À quelques mois d’une année 2024 qui sera un combat électoral total, le parti de Tom Van Grieken apparaît comme un acteur déterminant du jeu politique belge. Mais ni la Flandre ni la Belgique ne sont des îles. Les récents succès du Vlaams Belang s’inscrivent dans le contexte européen d’une extrême droite en expansion. Marine Le Pen a obtenu 41,5 % au second tour de la présidentielle française en 2022. En Espagne, un pays où l’extrême droite restait jusqu’il y a peu marginale, le parti Vox participe désormais au pouvoir dans plusieurs régions, en coalition avec la droite classique du Parti populaire. Et en Italie, la présidente de Fratelli d’Italia, Giorgia Meloni, dirige le gouvernement depuis octobre 2022.
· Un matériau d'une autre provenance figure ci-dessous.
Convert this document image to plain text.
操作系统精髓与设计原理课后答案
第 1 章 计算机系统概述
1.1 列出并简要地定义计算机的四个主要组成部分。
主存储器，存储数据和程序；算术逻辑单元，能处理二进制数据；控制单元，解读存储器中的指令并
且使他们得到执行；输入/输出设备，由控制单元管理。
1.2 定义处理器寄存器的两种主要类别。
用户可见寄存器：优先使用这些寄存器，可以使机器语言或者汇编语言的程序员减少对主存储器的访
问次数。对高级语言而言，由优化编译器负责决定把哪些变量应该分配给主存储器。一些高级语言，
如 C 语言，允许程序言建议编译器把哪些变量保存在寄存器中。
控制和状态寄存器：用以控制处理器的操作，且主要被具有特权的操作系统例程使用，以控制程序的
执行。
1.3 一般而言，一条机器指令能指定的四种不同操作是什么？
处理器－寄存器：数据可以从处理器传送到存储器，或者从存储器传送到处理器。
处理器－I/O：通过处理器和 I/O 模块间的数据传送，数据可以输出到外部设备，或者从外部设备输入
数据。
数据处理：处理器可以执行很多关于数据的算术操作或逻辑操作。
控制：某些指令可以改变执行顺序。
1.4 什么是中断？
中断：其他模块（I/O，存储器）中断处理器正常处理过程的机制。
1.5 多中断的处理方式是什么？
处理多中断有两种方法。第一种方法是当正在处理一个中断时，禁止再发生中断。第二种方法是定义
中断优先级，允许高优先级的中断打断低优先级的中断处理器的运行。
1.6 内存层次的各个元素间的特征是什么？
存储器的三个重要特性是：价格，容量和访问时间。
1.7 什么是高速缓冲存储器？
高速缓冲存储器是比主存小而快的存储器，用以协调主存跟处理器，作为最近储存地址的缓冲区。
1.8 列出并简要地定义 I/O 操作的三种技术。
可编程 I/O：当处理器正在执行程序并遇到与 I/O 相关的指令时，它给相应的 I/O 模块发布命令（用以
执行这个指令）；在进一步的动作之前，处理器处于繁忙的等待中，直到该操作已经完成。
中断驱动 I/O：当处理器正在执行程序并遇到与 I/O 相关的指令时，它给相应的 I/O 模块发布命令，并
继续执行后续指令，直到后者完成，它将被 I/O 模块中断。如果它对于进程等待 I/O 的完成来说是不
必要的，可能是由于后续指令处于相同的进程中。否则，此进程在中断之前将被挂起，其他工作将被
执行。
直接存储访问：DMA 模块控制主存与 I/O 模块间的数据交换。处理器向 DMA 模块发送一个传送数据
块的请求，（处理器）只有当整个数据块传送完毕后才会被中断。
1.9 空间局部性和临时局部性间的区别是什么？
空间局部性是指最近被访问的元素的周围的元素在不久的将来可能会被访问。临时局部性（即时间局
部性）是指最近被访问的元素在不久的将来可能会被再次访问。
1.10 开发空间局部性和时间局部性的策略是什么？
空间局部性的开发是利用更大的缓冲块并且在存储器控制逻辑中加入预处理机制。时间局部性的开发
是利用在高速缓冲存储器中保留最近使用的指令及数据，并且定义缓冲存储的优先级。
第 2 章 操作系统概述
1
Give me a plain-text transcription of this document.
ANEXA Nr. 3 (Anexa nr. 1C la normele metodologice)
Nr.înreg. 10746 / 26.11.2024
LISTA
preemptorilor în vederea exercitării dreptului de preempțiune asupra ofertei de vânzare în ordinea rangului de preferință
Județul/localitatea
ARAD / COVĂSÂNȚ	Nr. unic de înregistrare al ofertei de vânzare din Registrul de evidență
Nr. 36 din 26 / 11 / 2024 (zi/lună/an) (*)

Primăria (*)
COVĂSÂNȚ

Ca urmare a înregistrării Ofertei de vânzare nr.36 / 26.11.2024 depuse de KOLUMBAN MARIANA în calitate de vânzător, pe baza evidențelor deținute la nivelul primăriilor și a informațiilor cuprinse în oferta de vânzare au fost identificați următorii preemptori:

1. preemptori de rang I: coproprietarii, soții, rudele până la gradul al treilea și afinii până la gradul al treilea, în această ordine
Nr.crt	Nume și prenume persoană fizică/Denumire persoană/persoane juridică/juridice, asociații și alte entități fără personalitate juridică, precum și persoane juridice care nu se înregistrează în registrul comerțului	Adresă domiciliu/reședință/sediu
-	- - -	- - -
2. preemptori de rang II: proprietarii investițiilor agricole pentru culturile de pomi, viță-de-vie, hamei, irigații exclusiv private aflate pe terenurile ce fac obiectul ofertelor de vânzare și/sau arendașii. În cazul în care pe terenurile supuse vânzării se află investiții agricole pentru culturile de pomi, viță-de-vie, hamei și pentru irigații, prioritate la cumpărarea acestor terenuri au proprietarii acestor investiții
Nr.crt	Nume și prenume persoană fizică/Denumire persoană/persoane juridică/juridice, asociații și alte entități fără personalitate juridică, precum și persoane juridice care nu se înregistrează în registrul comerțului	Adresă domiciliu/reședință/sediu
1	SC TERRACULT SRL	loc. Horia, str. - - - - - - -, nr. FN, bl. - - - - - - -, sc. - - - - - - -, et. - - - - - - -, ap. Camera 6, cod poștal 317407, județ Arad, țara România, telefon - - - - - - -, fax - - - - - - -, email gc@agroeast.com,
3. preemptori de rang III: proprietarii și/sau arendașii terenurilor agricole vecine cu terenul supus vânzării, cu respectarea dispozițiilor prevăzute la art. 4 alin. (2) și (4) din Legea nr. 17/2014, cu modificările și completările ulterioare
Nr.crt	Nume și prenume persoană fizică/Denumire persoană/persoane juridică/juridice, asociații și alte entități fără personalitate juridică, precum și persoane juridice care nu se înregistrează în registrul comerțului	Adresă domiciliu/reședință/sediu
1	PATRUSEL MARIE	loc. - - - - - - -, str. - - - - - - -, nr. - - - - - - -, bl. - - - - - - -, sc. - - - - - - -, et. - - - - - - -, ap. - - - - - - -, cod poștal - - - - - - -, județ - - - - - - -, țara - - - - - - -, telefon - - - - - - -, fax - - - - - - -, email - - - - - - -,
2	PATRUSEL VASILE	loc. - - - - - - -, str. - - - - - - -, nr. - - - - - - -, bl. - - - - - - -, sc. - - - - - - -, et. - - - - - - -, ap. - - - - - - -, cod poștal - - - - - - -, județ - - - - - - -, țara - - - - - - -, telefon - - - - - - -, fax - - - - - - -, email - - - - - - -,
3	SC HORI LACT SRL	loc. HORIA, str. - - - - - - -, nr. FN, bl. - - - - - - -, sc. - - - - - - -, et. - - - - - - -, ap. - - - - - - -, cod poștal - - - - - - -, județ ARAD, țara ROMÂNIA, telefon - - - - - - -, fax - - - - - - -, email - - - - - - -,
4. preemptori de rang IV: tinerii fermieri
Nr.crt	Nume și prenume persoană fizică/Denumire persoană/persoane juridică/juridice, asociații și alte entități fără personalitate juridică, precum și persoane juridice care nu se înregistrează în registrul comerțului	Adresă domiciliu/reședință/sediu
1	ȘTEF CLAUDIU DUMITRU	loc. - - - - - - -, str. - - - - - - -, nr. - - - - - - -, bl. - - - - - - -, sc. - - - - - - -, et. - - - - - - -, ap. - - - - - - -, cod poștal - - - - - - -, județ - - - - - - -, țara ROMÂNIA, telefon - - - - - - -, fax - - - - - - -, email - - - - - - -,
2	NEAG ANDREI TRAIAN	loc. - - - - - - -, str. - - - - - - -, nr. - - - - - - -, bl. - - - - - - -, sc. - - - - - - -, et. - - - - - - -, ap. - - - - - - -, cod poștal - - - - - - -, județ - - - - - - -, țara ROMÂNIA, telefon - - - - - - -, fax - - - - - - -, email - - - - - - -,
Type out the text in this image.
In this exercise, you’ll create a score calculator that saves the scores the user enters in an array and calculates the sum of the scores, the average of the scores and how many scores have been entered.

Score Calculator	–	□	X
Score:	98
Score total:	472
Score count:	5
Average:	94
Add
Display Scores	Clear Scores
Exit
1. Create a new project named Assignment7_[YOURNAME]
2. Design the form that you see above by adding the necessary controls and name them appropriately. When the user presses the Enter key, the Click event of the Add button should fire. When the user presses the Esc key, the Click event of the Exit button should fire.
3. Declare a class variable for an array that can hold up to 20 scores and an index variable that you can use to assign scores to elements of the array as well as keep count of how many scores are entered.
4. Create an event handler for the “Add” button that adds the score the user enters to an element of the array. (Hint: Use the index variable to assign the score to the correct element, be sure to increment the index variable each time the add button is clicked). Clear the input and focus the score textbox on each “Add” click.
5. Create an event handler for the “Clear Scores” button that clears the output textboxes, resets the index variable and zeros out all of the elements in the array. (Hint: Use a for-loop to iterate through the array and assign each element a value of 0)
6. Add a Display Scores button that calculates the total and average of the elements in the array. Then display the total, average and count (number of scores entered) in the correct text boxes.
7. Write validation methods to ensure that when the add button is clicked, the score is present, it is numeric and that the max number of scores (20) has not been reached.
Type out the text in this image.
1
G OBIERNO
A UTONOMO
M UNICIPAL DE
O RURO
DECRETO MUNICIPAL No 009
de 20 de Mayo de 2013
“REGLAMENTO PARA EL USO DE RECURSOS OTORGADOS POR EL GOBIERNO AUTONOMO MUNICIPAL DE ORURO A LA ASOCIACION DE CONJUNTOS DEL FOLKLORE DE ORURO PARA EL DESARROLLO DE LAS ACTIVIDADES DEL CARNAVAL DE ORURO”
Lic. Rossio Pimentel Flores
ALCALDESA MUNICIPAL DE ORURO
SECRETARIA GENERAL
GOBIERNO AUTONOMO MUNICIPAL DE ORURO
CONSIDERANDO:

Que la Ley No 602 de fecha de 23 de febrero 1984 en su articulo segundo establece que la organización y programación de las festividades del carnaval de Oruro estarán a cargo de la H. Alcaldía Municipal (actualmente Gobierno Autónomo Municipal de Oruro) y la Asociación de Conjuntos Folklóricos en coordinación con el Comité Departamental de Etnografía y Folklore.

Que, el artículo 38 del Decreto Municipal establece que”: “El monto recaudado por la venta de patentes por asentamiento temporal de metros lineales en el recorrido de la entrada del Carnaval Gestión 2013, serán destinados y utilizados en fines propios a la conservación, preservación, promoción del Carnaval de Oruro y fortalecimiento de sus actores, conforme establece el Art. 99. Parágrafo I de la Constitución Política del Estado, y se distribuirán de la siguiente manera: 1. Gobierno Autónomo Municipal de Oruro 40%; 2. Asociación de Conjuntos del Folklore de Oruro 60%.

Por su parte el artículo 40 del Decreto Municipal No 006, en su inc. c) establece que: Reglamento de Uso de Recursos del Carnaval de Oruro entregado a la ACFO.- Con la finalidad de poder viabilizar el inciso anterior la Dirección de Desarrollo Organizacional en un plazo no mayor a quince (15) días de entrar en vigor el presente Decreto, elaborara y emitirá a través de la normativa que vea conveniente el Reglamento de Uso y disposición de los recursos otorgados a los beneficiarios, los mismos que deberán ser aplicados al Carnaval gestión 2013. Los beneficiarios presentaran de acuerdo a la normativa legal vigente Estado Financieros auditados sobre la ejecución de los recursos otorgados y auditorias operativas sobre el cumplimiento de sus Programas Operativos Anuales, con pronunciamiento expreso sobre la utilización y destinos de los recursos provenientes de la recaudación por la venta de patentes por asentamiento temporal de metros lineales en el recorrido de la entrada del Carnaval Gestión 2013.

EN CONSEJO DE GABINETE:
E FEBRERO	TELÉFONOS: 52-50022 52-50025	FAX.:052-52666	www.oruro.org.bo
Cette participation de l’extrême droite au pouvoir — empêchée en Belgique par le cordon sanitaire, un dispositif unique en Europe — brouille un peu plus les repères, et renforce encore son caractère normal aux yeux de nombreux citoyens. Cependant, avertit Olivier Boehme, « si les extrêmes droites composent avec le jeu démocratique, elles ne l’ont pas intériorisé dans la mesure où elles estiment qu’elles constituent la seule émanation légitime de la nation, ou du peuple ».
1936, le premier « dimanche noir »
L’élection de 1936 est marquée par la percée inédite de deux forces d’extrême droite : Rex, le mouvement catholique et réactionnaire de Léon Degrelle, et le VNV, la formation nationaliste flamande de Staf Declercq. Un choc pour la Belgique.
Dans les témoignages d’époque comme dans les travaux des historiens, l’expression revient en boucle : un tremblement de terre politique. Les élections législatives du 24 mai 1936 se soldent par la défaite simultanée des trois partis traditionnels — socialiste, catholique et libéral. Tous perdent des plumes au profit de l’extrême droite. Ou plutôt : des extrêmes droites. La menace est bicéphale. Rex est le mouvement lancé par l’agitateur Léon Degrelle, à la tête d’une maison d’édition catholique conservatrice. Le Vlaamsch Nationaal Verbond (Ligue nationale flamande, VNV) agrège différents courants du nationalisme flamand. L’un comme l’autre penchent vers les idées autoritaires d’ordre nouveau.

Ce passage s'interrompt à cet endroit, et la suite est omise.